What the Fed rate hike means for your credit-card bill
By MARIA LAMAGNA
If you have credit-card debt, it just got a little more expensive.
The Federal Reserve on Wednesday once again raised its benchmark federal funds rate — having already done so earlier this year — as many economists had expected. The Federal Open Market Committee announced that it will raise the rate from 2.25% to 2.50%.
What that means for consumers: Their credit-card bill is going up, too. Consumers with credit-card debt will likely pay an additional $2.4 billion in interest payments annually as a result of the Fed’s decision, according to an analysis from the credit-card website CompareCards.com. To determine that number, analysts at the site looked how much those carrying a balance pay in interest, based on the current average annual percentage rate (APR).
Cardholders currently have roughly $1 trillion in credit-card debt collectively, according to the Federal Reserve. Based on those numbers, CompareCards concluded cardholders will collectively pay $2.4 billion more with a 25-basis point hike.
“This latest increase is yet another reason why Americans need to make 2019 the year they focus on wiping out their credit card debt,” said Matt Schulz, chief industry analyst for CompareCards. “As rates rise, it only gets more expensive and takes more time to pay off that debt. That means big trouble for Americans who are already loaded down with debt and struggling to make it from paycheck to paycheck.”
The Fed raises and lowers interest rates in an attempt to control inflation. When the Federal Reserve raises its rates, it costs more for banks to borrow money.
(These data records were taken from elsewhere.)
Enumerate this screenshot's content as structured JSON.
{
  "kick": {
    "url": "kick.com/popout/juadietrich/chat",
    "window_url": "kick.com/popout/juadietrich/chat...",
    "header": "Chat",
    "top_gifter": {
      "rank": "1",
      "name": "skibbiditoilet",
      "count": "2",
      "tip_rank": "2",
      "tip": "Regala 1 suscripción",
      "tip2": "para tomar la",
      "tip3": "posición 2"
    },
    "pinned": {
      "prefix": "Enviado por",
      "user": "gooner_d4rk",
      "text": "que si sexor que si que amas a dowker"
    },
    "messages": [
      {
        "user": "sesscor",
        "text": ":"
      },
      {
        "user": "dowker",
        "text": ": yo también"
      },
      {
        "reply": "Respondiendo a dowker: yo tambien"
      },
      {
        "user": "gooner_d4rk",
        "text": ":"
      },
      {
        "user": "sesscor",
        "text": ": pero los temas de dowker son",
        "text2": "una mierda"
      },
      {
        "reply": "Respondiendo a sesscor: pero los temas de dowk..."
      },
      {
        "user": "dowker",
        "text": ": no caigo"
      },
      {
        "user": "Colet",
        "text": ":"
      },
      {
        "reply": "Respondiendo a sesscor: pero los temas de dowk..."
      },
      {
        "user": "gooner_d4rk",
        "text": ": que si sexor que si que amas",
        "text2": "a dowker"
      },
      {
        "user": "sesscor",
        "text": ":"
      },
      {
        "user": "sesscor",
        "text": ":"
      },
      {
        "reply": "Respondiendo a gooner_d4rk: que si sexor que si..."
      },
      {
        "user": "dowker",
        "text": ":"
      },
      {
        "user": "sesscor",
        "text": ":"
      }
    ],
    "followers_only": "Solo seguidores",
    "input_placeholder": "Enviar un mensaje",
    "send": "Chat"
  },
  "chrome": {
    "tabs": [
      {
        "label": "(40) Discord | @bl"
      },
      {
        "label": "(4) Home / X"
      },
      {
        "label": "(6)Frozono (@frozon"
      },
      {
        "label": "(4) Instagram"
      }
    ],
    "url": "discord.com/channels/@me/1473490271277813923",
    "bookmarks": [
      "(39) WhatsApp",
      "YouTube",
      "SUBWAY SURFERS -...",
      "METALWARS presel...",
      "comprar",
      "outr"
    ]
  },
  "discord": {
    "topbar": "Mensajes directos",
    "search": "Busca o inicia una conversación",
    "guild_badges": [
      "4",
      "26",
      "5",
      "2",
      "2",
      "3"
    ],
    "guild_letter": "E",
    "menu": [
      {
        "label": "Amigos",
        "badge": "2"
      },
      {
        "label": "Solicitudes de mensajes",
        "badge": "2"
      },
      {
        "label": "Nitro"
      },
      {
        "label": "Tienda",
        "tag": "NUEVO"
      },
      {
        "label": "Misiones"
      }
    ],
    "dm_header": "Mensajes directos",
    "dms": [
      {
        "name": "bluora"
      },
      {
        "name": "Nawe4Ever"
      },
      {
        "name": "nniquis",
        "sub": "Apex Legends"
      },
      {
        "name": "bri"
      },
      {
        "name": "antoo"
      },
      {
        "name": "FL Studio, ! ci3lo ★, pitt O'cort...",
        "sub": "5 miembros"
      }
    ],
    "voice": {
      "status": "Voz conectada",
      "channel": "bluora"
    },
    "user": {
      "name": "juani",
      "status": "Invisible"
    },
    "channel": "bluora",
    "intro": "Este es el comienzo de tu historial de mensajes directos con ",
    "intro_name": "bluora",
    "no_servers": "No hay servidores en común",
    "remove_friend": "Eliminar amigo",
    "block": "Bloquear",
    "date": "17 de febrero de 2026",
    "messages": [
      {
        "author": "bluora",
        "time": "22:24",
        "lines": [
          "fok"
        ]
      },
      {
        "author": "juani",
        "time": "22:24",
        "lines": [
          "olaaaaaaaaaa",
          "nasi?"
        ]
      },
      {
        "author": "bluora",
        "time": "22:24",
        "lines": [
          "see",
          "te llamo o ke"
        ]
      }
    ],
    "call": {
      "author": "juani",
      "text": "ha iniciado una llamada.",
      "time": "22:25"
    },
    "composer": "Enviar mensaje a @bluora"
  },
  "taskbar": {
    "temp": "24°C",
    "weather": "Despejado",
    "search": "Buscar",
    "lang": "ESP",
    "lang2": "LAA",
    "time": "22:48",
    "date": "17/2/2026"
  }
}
And they typically pass on those costs to the consumer.
When the Fed rate goes up, consumers will typically see the impact within about 60 days, or one or two billing cycles, Schulz said. And while federal law requires credit card issuers to notify consumers of a rate increase for various reasons, such as a missed payment, they do not need to do so when the increase is a result of a Fed rate hike.
That’s because credit-card interest rates are variable and tied to the prime rate, an index a few percentage points above the federal funds rate. It is a benchmark that banks use to set home equity lines of credit and credit-card rates. As federal funds rates rise, the prime rate does, too.
People with credit-card debt may want to consider trying to refinance or consolidate it now, or transfer it to a card with a lower interest rate.
“Rising interest rates will start taking a toll on borrowers that are already stretched to the limit with tight household budgets,” said Greg McBride, chief financial analyst at the personal-finance website Bankrate. “Higher rates and higher payments will squeeze the buying power of households without a compensating increase in wages.”
But the Fed rate hike can also help consumers save more money. If banks do start to collect more funds, they may then offer higher rates on savings products including savings accounts and CDs to attract consumers, McBride said. “Shop around among online banks, community banks and credit unions, which tend to offer notably higher returns than larger banks,” he suggested.